Feedyard inventories are down, and steer and heifer slaughter has run below year-ago levels most of the summer, but aggressive dairy slaughter and abundant competing meats make the supply picture challenging, according to USDA’s June 17 Livestock, Dairy and Poultry Outlook report.

The June Cattle on Feed report, meanwhile, shows that supplies of finished cattle will remain tight. Cattle and calves on feed totaled 10.4 million head on June 1, a 4 percent drop from June 1, 2008, and the lowest inventory for the date in a decade. Placements into feedlots during May totaled 1.64 million, which is 14 percent below the year-earlier figure. Improved pasture conditions in many parts of the country have built demand for grass cattle, which likely limited feedyard placements this spring. The spring rally in corn prices drove breakevens higher on cattle going on feed, further discouraging feeders from placing cattle during May. Since then, corn prices have backed off as the supply picture improves.

The USDA’s June 22 Crop Progress report rated 70 percent of the crop in the top 18 corn-producing states as good or excellent. Just 7 percent of the crop across those states falls in the poor or very-poor categories. The national figures generally fell within a few percentage points of the ratings from one year earlier, with some exceptions. In Texas, 36 percent of the crop was rated poor or very poor, with 29 percent rated good or excellent.

Marketings of fed cattle during May were down 9 percent from a year ago. Feedyards sold more cattle than they placed though, with marketings totaling 1.95 million head. Continued short supplies of finished cattle suggest that prices could strengthen during the second half of this year, especially if economic trends and beef demand begin to improve.
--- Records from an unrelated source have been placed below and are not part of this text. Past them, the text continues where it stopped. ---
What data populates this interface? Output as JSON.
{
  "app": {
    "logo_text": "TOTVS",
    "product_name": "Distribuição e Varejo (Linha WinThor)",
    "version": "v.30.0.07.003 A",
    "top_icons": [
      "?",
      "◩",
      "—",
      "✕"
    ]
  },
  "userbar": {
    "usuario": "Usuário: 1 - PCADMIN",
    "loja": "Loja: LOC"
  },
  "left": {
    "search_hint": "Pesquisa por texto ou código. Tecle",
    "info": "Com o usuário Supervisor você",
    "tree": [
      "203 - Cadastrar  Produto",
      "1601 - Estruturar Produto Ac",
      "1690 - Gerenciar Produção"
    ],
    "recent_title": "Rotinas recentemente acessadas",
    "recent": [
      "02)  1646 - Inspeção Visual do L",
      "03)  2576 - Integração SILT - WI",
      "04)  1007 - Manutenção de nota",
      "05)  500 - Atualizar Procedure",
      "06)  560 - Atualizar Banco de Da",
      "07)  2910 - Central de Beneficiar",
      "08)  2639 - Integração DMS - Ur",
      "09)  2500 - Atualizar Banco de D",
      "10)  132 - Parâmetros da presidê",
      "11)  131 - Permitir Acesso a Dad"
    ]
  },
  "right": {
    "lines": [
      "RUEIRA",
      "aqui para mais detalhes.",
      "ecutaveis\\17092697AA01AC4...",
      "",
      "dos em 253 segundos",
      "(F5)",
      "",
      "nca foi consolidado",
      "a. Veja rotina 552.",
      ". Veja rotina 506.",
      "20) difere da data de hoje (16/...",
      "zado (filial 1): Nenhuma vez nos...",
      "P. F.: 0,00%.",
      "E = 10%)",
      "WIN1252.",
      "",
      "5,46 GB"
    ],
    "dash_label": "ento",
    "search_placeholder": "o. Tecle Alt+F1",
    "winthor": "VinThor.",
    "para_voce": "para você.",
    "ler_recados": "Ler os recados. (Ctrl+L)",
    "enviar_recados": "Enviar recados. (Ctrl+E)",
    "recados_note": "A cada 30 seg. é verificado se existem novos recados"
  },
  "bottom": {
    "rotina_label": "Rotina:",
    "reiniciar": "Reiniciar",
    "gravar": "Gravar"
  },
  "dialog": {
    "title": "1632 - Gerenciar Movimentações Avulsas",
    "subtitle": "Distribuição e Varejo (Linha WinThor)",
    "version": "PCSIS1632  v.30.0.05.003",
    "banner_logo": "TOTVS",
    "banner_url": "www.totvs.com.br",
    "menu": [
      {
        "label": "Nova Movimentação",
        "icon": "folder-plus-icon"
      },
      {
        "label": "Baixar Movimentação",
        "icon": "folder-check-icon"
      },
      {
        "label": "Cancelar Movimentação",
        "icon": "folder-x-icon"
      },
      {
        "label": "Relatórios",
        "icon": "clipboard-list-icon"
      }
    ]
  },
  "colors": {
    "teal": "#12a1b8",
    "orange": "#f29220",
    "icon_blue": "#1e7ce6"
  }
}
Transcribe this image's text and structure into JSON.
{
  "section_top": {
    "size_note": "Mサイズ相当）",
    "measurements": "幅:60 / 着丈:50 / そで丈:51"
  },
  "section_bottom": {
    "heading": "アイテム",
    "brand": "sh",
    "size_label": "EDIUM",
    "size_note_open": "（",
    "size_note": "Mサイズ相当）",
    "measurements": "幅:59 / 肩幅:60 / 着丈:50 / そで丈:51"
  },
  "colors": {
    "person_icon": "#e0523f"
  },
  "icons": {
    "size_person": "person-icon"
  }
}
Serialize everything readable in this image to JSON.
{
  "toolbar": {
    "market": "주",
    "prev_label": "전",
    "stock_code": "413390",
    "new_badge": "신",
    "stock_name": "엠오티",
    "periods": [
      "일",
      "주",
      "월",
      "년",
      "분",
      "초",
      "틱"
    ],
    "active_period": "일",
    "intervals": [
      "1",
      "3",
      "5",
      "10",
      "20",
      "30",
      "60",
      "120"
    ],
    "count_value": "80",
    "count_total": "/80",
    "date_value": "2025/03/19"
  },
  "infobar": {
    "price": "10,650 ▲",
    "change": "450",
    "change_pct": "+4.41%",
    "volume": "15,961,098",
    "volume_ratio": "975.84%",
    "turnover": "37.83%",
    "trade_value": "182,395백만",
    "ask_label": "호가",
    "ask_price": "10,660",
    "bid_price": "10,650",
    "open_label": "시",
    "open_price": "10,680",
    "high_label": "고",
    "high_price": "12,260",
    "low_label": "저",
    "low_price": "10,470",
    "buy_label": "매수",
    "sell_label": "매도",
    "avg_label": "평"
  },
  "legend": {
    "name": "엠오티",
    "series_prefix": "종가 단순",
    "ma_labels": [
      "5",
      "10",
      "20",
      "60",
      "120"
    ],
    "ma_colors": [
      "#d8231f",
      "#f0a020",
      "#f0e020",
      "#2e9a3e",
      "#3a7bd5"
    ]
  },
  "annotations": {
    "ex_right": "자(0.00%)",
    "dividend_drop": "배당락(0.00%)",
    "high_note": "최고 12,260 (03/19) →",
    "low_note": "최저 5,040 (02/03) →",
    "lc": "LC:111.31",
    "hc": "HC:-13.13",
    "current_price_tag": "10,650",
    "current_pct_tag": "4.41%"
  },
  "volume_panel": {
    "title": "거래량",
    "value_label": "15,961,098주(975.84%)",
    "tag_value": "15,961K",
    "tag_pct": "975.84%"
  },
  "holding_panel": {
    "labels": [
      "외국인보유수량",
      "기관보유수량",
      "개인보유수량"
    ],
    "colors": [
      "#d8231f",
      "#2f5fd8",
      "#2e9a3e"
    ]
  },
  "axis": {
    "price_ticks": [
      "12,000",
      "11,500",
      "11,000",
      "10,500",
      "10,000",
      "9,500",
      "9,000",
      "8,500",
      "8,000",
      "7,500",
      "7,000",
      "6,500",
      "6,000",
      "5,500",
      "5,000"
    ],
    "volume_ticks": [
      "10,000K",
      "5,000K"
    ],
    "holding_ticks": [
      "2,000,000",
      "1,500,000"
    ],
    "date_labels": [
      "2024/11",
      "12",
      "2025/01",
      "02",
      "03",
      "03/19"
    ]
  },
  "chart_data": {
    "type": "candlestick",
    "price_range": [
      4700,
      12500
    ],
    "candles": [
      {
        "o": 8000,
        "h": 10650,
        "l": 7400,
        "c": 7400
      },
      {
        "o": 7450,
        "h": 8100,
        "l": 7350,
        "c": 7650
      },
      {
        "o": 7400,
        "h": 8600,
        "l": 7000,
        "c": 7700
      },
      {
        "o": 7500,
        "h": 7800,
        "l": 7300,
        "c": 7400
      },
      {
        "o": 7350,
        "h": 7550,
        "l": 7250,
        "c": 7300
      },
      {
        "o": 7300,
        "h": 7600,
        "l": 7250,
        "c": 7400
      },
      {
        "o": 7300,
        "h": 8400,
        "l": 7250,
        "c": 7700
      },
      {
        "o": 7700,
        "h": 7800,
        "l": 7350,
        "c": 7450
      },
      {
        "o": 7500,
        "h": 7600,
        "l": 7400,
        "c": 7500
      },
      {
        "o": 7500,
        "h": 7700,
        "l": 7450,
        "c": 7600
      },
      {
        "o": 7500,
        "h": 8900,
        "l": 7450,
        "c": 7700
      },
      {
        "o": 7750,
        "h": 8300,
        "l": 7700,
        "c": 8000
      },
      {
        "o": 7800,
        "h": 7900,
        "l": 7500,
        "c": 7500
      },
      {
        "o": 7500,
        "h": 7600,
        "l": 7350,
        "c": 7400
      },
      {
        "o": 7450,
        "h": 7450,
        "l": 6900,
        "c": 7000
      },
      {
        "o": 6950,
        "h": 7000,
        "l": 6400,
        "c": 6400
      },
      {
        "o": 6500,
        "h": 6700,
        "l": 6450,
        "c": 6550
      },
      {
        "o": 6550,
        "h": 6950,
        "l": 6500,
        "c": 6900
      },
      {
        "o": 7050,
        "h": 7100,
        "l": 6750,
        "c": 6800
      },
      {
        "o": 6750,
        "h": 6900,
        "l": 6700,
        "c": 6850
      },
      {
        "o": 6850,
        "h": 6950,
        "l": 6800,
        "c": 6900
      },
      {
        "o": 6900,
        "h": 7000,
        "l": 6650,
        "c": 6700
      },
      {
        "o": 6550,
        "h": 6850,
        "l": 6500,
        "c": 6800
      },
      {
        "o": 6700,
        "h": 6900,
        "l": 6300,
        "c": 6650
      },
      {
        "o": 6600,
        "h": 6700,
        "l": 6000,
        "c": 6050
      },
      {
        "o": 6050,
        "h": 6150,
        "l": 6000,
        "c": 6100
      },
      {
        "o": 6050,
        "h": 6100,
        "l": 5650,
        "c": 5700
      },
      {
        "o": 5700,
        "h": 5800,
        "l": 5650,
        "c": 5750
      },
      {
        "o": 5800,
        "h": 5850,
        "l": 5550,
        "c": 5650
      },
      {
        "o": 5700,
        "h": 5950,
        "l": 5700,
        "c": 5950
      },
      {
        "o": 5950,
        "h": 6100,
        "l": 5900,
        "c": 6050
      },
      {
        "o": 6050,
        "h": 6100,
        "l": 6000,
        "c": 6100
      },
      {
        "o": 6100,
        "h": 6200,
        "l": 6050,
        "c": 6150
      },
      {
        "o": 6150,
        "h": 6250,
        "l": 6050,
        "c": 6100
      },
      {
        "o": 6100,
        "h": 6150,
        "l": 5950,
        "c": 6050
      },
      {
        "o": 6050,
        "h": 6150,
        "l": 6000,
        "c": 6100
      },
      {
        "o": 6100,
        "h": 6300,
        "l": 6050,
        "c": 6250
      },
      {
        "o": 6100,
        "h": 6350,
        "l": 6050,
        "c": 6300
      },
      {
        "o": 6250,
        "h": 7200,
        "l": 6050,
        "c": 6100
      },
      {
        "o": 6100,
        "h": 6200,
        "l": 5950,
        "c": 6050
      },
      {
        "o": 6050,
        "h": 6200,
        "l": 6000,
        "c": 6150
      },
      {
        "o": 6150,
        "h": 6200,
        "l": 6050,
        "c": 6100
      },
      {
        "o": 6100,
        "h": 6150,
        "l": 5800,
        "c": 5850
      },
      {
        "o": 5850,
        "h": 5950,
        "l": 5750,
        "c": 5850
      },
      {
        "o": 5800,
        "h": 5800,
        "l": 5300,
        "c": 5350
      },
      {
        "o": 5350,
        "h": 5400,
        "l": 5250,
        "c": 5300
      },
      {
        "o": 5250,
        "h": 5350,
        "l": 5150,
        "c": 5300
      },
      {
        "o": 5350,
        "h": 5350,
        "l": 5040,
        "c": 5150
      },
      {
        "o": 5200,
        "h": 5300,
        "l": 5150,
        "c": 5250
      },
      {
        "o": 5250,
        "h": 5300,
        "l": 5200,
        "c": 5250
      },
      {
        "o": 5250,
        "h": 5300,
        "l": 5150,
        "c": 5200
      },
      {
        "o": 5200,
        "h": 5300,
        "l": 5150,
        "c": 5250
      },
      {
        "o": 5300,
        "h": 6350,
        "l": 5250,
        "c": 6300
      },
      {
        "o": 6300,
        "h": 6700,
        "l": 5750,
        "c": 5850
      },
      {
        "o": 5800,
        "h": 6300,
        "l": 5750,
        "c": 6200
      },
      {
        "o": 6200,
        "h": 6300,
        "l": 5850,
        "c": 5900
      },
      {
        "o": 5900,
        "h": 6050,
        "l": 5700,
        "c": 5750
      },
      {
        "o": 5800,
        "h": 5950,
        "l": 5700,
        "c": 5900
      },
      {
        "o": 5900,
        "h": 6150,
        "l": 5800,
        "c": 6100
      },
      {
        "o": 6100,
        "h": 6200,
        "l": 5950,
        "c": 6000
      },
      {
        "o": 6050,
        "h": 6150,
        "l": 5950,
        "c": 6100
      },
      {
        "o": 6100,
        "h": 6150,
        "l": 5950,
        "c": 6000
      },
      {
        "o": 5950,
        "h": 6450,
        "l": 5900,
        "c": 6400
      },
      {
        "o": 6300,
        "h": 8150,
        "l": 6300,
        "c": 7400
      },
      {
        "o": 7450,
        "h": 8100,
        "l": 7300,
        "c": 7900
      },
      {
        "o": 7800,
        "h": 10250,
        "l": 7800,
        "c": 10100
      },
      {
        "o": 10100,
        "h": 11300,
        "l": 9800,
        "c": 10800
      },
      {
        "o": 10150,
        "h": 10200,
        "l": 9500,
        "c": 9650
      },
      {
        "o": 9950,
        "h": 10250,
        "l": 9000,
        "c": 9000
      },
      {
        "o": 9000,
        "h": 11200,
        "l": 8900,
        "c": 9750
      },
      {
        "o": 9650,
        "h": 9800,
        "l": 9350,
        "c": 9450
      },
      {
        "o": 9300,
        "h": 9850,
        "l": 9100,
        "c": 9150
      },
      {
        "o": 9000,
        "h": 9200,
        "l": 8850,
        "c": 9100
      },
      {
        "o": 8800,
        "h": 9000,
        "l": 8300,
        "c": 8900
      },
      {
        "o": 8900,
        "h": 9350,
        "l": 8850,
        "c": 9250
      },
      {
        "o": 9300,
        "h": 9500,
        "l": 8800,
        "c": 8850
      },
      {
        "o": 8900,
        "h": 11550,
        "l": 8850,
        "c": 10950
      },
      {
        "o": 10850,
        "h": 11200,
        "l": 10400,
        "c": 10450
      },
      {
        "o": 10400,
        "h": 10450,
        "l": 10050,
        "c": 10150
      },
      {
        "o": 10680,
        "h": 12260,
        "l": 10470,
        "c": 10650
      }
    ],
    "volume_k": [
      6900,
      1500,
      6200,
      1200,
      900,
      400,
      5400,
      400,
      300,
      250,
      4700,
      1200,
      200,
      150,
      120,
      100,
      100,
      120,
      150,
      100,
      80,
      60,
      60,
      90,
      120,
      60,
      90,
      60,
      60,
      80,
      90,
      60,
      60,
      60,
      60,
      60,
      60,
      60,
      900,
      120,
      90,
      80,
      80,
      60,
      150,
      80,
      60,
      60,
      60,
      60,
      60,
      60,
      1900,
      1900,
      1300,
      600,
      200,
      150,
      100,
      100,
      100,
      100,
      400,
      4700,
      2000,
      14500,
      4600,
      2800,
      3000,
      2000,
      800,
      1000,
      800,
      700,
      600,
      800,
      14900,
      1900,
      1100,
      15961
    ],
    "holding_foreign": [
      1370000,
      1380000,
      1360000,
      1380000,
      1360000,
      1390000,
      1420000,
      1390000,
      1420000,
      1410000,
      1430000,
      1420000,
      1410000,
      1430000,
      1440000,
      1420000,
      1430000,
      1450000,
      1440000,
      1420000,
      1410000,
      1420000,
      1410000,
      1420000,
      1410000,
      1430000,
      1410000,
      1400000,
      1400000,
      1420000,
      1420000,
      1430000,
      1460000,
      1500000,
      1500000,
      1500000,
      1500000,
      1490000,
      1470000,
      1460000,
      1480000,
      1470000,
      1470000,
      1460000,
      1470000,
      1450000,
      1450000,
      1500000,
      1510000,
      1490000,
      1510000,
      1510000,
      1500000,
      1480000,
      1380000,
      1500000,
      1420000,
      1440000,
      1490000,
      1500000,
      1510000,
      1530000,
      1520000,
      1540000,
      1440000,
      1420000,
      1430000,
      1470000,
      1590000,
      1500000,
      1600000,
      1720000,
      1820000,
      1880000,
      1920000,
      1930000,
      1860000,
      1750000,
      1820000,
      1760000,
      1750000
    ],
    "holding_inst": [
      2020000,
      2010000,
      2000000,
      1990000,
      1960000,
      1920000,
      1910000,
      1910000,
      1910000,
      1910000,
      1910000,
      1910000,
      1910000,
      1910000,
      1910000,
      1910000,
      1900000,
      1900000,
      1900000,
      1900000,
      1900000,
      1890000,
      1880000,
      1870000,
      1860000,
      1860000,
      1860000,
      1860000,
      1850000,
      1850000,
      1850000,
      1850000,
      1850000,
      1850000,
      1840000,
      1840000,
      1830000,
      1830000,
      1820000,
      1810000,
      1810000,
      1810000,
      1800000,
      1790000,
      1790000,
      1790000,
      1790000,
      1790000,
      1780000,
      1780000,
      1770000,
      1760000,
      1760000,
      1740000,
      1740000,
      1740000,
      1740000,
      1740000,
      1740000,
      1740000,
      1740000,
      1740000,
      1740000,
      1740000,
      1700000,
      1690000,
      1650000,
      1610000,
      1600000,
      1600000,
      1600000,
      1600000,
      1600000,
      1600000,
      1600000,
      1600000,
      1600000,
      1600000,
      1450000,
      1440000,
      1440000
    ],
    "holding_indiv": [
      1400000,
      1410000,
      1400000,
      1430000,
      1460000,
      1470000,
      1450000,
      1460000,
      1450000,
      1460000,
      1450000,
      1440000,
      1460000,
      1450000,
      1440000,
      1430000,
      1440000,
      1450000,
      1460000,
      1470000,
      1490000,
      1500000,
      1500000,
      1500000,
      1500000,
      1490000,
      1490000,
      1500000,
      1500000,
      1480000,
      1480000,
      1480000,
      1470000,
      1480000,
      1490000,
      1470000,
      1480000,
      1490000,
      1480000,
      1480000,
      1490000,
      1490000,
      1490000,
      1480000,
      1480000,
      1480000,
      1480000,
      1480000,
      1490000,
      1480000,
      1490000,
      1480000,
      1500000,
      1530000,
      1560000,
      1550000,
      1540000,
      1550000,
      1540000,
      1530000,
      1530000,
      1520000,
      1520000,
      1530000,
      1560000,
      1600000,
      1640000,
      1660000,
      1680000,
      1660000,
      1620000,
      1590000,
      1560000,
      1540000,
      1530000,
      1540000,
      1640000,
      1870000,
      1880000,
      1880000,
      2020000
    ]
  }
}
The trade picture is mixed, as beef exports lag in some markets and surge in others. U.S. beef exports to Mexico, for example, dropped more than 20 percent during the first four months of 2009 compared with last year, as the recession and an unfavorable exchange rate dampen demand. In contrast, exports to Japan, where the yen has maintained strength against the U.S. dollar, increased about 25 percent in both volume and value during the same period.

Overall, USDA’s outlook report projects that U.S. beef exports will decline 8 percent during 2009. The report also notes that the dollar has weakened somewhat in recent months, which could help boost international demand, and the agency expects beef exports to increase about 9 percent during 2010.

University of Missouri economists Glenn Grimes and Ron Plain note that while retail Choice beef prices in May were up 1.5 percent from April and 2.2 percent from May 2008, processors and retailers were the only profitable sectors. Fed-cattle prices in May were 2.3 percent below April and 9.1 percent below May 2008. Packer margins for January through June were down 2.8 percent, while processor and retailer margins were up 11.8 percent from last year.